The survey identified various actions employers are taking to facilitate employee vaccination:
- 60 percent of respondents have communicated to employees the value of vaccines; another 35 percent are planning or considering doing so;
- 35 percent have developed policies and procedures to make it easy for workers to get the vaccine; another 50 percent are considering doing so;
- 23 percent are helping employees get vaccinated by obtaining vaccines to administer to their employees or facilitating access to vaccines through a third party; another 55 percent are planning or considering doing so;
- Among the respondents that have taken action, or are planning or considering doing so, 55 percent are arranging for vaccines to be administered at retail pharmacies, while 45 percent plan to create a center or onsite/near-site facility to deliver vaccines;
- Two in 10 respondents are offering incentives to get vaccinated, while 29 percent are planning or considering doing so. Among those, 39 percent are providing extra leave or vacation time to get vaccinated, while 27 percent are providing additional leave to employees who have negative reactions or get sick from the vaccine. One in 10 are offering cash or other financial incentives.

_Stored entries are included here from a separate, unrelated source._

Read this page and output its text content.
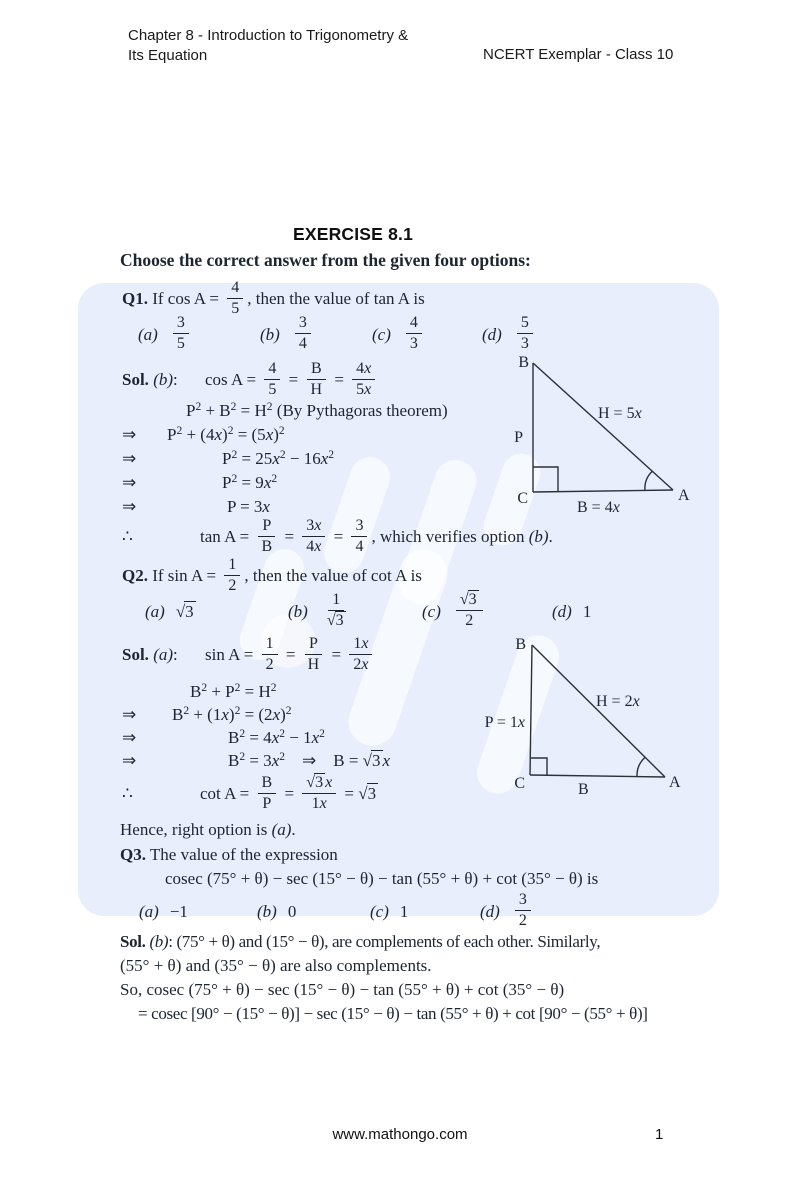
Chapter 8 - Introduction to Trigonometry &
Its Equation	NCERT Exemplar - Class 10
EXERCISE 8.1
Choose the correct answer from the given four options:
Q1. If $\cos A = \frac{4}{5}$ , then the value of tan A is
$(a) \frac{3}{5}$	$(b) \frac{3}{4}$	$(c) \frac{4}{3}$	$(d) \frac{5}{3}$
Sol. (b): $\cos A = \frac{4}{5} = \frac{B}{H} = \frac{4x}{5x}$
$P^2 + B^2 = H^2$ (By Pythagoras theorem)
⇒ $P^2 + (4x)^2 = (5x)^2$
⇒	$P^2 = 25x^2 - 16x^2$
⇒	$P^2 = 9x^2$
⇒	P = 3x
∴	$\tan A = \frac{P}{B} = \frac{3x}{4x} = \frac{3}{4}$ , which verifies option (b).
Q2. If $\sin A = \frac{1}{2}$ , then the value of cot A is
(a) √3	$(b) \frac{1}{√3}$	$(c) \frac{√3}{2}$	(d) 1
Sol. (a): $\sin A = \frac{1}{2} = \frac{P}{H} = \frac{1x}{2x}$
$B^2 + P^2 = H^2$
⇒ $B^2 + (1x)^2 = (2x)^2$
⇒	$B^2 = 4x^2 - 1x^2$
⇒	$B^2 = 3x^2$  ⇒  B = √3 x
∴	$\cot A = \frac{B}{P} = \frac{√3 x}{1x} = √3$
Hence, right option is (a).
Q3. The value of the expression
cosec (75° + θ) − sec (15° − θ) − tan (55° + θ) + cot (35° − θ) is
(a) −1	(b) 0	(c) 1	$(d) \frac{3}{2}$
Sol. (b): (75° + θ) and (15° − θ), are complements of each other. Similarly,
(55° + θ) and (35° − θ) are also complements.
So, cosec (75° + θ) − sec (15° − θ) − tan (55° + θ) + cot (35° − θ)
= cosec [90° − (15° − θ)] − sec (15° − θ) − tan (55° + θ) + cot [90° − (55° + θ)]
B
P
C	A
H = 5x
B = 4x
B
P = 1x
C	A
H = 2x
B
www.mathongo.com	1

“Employers are eager to improve vaccination rates, contain any further spread of the virus, and bring employees back to work,” said Chantell Sell Reagan, national pharmacy community clinical leader at Willis Towers Watson. “Despite the optimism about recovery, health care will remain a top priority for employers as they seek to strengthen wellbeing programs, reemphasize preventive and mental health services, and implement new plan designs that meet the needs of a post-pandemic workforce.”

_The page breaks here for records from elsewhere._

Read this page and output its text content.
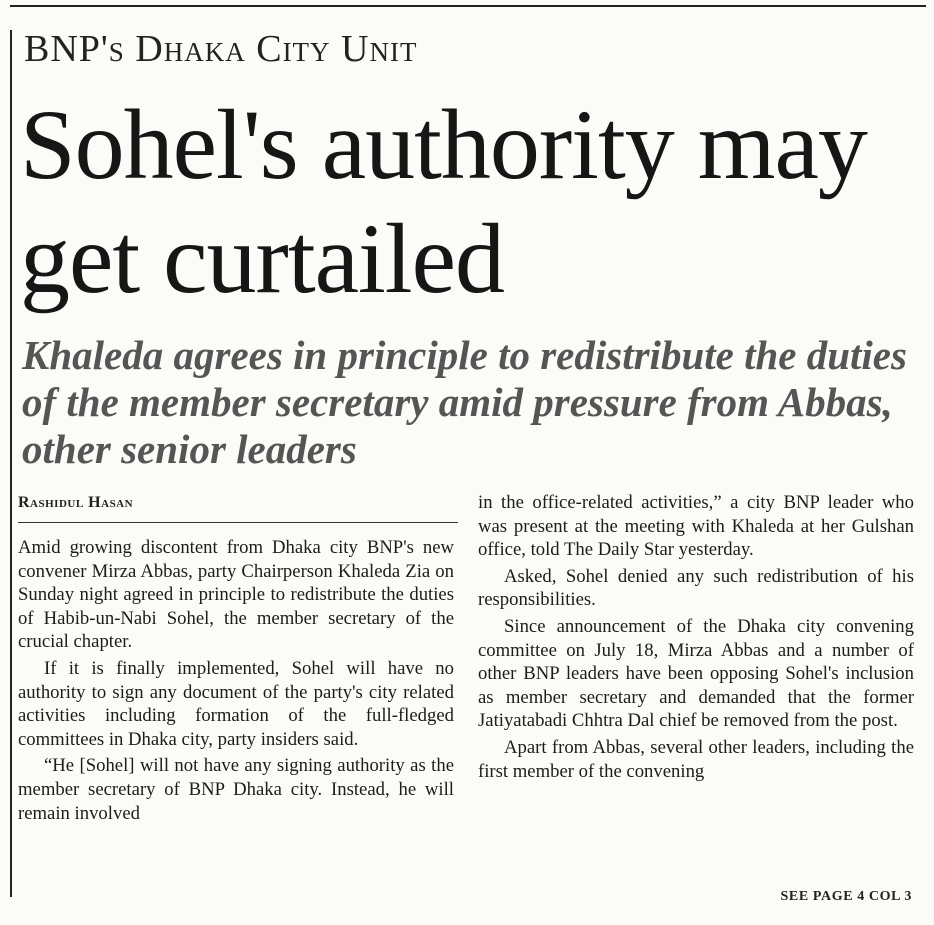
BNP's Dhaka City Unit
Sohel's authority may get curtailed
Khaleda agrees in principle to redistribute the duties of the member secretary amid pressure from Abbas, other senior leaders
Rashidul Hasan

Amid growing discontent from Dhaka city BNP's new convener Mirza Abbas, party Chairperson Khaleda Zia on Sunday night agreed in principle to redistribute the duties of Habib-un-Nabi Sohel, the member secretary of the crucial chapter.

If it is finally implemented, Sohel will have no authority to sign any document of the party's city related activities including formation of the full-fledged committees in Dhaka city, party insiders said.

“He [Sohel] will not have any signing authority as the member secretary of BNP Dhaka city. Instead, he will remain involved

in the office-related activities,” a city BNP leader who was present at the meeting with Khaleda at her Gulshan office, told The Daily Star yesterday.

Asked, Sohel denied any such redistribution of his responsibilities.

Since announcement of the Dhaka city convening committee on July 18, Mirza Abbas and a number of other BNP leaders have been opposing Sohel's inclusion as member secretary and demanded that the former Jatiyatabadi Chhtra Dal chief be removed from the post.

Apart from Abbas, several other leaders, including the first member of the convening

SEE PAGE 4 COL 3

The survey also found just 10 percent of respondents are planning or considering requiring proof of vaccination as a condition of employment, while 23 percent are planning or considering requiring employees to get vaccinated for them to return to the worksite. Additionally, over half of respondents (55 percent) expect their workforces to be vaccinated by the end of 2021; however, only 30 percent expected the entire U.S. working population to be vaccinated this year.